Cuando el tipo se disponía a cambiar las fichas por dinero, Geri lo miró y le preguntó:
– ¿Qué hay de mi astilla?
El tipo miró hacia el bolso de ella y dijo:
– La llevas aquí dentro.
Lo establecido, cuando una chica hace una operación de este tipo para ti, marca que le entregues cinco, seis o siete de los grandes. Geri no había llegado a esta cifra ni de lejos, aun tratándose de fichas de cien dólares.
– Quiero mi astilla -dijo ella en voz muy alta.
El individuo le coge el bolso. Va a vaciarlo delante de todo el mundo. Pero antes de que lo haga, Geri se inclina hacia delante, agarra los montones de fichas y las lanza hacia arriba con todas sus fuerzas.
De pronto por todo el casino llueven fichas negras de cien dólares y fichas verdes de veinticinco dólares. Caen y rebotan por las mesas, las cabezas, los hombros de la gente y van rodando por el suelo.
En unos segundos, todos los que se hallan en el casino se lanzan a por las fichas. Me refiero a los jugadores, los croupiers, los encargados, los guardias de seguridad: todo el mundo intenta pescar las fichas del tipo esparcidas por el suelo.
El tipo va gritando y recogiendo todas las que puede. Los de seguridad y los croupiers le entregan seis y se meten tres en el bolsillo. Es una escena de locos.
En este punto, yo soy incapaz de quitarle los ojos de encima. Geri se mantiene de pie como un miembro de la realeza.
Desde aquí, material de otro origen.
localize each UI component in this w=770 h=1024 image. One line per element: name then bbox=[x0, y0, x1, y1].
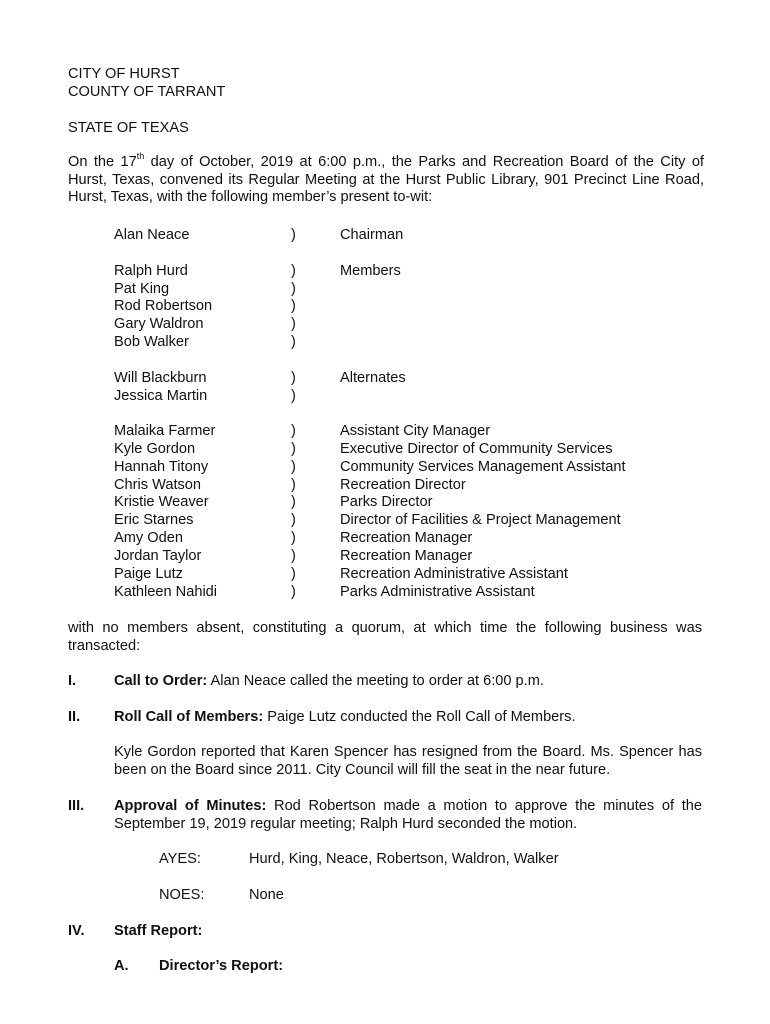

Ella y yo somos las dos únicas personas en todo el casino que no se han echado al suelo. Me mira y yo la miro.
– Te gusta, ¿verdad? -dice y sale por la puerta.
Entonces me di cuenta de que me había enamorado.
«¿Verdad que nunca has estado con alguien como yo?»
Cuando El Zurdo la conoció, Geri McGee llevaba unos ocho años saliendo con individuos de los casinos. Era propietaria de la casa donde vivía. Cuidaba de su hija de once años, Robin Marmor, cuyo padre era el novio que había tenido Geri en el instituto, Lenny Marmor. Ayudaba a su madre, Alice, que estaba enferma, y a su hermana, Barbara, a quien el marido había abandonado con dos hijos. De vez en cuando, Lenny Marmor acudía a casa de Geri para ver a su hija y casi siempre para pedirle dinero prestado para algún negocio que iba a salir redondo. En alguna ocasión, recibía la visita de su padre, Roy McGee, un mecánico de automóviles de California, que llevaba muchos años separado de su madre.